Ten per cent of farmers have still not been paid their subsidies for 2016, a survey suggests.

A survey of 300 National Farmers’ Union (NFU) members from across the country is revealing a mixed picture on the performance of the Rural Payments Agency (RPA), which delivers more than £2bn worth of payments to farmers each year as part of the European Union Common Agricultural Policy (CAP).

The sample of farmers, representing all sectors of the industry, were asked when their payments were received and what impact any delays had on them and their business.

So far, the results show that 90% of respondents have been paid indicating a much improved performance by the RPA compared to the previous year.

Of the 2016 claimants, 10% have still not been paid, which has hit cash flows, leading to the need to borrow more money, having problems paying bills, or selling stock or crops earlier than planned.

Five per cent of those paid their 2016 claim noted a shortfall in what they expected to be paid, and 11% still had outstanding payment or claims issues from the 2015 application year.

NFU vice president and Guy Smith, who farms at St Osyth, near Clacton, said: “These early stage results show that despite a commendable effort by the RPA to get BPS money out to cash-strapped farmers, there is clear evidence that the RPA is still stretched.
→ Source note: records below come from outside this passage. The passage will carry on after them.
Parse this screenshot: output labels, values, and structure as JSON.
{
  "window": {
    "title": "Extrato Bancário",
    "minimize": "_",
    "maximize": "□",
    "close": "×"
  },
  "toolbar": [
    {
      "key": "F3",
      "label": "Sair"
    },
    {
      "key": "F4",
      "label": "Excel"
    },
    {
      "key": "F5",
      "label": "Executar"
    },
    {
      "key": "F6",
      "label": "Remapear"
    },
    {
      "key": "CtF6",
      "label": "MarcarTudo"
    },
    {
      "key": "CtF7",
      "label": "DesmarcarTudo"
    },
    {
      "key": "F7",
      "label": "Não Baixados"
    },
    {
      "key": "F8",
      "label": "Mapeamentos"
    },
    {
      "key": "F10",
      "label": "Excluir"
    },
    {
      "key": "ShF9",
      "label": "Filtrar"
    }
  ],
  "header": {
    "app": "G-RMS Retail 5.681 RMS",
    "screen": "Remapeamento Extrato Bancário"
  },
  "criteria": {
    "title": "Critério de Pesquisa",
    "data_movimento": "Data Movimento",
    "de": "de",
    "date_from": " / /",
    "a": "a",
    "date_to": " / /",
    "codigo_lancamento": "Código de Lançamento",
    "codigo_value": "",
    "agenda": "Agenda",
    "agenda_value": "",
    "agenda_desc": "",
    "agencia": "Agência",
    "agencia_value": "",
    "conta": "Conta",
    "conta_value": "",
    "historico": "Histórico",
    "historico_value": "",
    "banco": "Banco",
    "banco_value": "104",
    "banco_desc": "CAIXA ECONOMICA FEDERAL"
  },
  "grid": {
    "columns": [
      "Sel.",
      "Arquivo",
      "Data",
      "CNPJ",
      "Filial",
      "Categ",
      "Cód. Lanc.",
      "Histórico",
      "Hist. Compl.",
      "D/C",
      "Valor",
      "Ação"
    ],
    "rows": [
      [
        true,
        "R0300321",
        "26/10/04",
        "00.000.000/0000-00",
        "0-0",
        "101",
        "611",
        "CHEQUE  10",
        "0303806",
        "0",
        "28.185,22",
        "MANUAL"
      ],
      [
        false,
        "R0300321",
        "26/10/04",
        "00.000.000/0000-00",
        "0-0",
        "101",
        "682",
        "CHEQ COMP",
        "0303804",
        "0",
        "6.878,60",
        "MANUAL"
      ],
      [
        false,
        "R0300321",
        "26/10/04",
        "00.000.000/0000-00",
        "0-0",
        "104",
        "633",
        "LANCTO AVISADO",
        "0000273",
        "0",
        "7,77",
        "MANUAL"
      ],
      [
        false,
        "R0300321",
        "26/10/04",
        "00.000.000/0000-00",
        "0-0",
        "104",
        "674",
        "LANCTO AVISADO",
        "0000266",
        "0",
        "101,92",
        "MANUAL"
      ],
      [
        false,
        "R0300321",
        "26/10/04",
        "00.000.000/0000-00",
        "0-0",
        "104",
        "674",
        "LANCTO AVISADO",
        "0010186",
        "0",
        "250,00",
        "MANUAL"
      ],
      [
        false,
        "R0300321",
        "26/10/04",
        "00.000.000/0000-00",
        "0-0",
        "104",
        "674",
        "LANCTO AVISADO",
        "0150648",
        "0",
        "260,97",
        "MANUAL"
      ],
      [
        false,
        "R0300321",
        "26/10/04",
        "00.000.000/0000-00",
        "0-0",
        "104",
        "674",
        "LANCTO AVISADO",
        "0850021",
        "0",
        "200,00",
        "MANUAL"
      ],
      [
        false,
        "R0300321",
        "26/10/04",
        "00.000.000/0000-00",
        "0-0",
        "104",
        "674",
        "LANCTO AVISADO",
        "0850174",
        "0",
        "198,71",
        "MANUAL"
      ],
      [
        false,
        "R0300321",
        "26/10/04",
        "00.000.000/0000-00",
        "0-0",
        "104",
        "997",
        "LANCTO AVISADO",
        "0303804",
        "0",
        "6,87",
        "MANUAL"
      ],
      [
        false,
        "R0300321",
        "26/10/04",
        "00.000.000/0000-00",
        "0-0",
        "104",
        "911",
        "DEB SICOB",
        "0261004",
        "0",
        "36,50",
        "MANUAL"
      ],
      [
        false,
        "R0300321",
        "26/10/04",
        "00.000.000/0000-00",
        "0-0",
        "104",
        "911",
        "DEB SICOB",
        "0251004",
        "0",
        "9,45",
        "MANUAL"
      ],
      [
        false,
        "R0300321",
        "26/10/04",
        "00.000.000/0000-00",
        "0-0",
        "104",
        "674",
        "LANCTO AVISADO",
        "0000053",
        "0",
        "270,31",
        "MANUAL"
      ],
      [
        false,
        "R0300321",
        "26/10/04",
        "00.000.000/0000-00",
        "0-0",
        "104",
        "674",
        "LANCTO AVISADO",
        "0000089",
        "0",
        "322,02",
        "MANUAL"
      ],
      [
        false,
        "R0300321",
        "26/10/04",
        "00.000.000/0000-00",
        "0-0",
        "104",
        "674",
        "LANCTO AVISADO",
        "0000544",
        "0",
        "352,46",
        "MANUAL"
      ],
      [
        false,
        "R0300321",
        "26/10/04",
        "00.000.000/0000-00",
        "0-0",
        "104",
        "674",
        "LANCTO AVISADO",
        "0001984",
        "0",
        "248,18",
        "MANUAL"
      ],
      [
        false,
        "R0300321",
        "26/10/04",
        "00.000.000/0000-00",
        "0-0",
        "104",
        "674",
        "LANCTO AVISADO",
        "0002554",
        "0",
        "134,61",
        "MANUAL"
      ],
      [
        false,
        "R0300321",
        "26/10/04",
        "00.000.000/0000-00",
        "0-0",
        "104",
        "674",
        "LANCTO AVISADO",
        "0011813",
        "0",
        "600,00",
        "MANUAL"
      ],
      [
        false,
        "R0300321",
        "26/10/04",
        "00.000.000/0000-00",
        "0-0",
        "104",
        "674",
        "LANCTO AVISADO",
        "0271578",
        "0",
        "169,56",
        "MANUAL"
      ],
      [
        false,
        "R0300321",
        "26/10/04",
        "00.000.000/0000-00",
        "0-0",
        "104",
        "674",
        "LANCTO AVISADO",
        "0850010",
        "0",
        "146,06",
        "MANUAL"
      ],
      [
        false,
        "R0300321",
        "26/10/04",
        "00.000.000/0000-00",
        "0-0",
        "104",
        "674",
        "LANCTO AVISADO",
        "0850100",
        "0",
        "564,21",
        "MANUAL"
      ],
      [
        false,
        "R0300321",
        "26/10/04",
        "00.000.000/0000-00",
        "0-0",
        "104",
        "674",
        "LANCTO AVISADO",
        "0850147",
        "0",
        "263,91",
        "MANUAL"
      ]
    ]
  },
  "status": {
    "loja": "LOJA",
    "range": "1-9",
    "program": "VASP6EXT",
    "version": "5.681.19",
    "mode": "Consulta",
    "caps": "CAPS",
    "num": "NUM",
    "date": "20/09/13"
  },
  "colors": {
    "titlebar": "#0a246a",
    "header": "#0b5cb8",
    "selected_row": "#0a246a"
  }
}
As we move into 2017 it seems the pace of payment has significantly dropped away to a dribble leaving those in the unpaid 10% worried about cash flow and feeling clueless about when they will see their BPS. We have been calling for some time now for bridging payments for those not paid by the end of January.

“In light of these survey results we repeat these calls. Furthermore, the level of clear up work left over from 2015 is unacceptably large – in effect the RPA have more than 8000 customers who for some reason still haven’t concluded their 2015 application 18 months after submission. That is far too many for comfort.”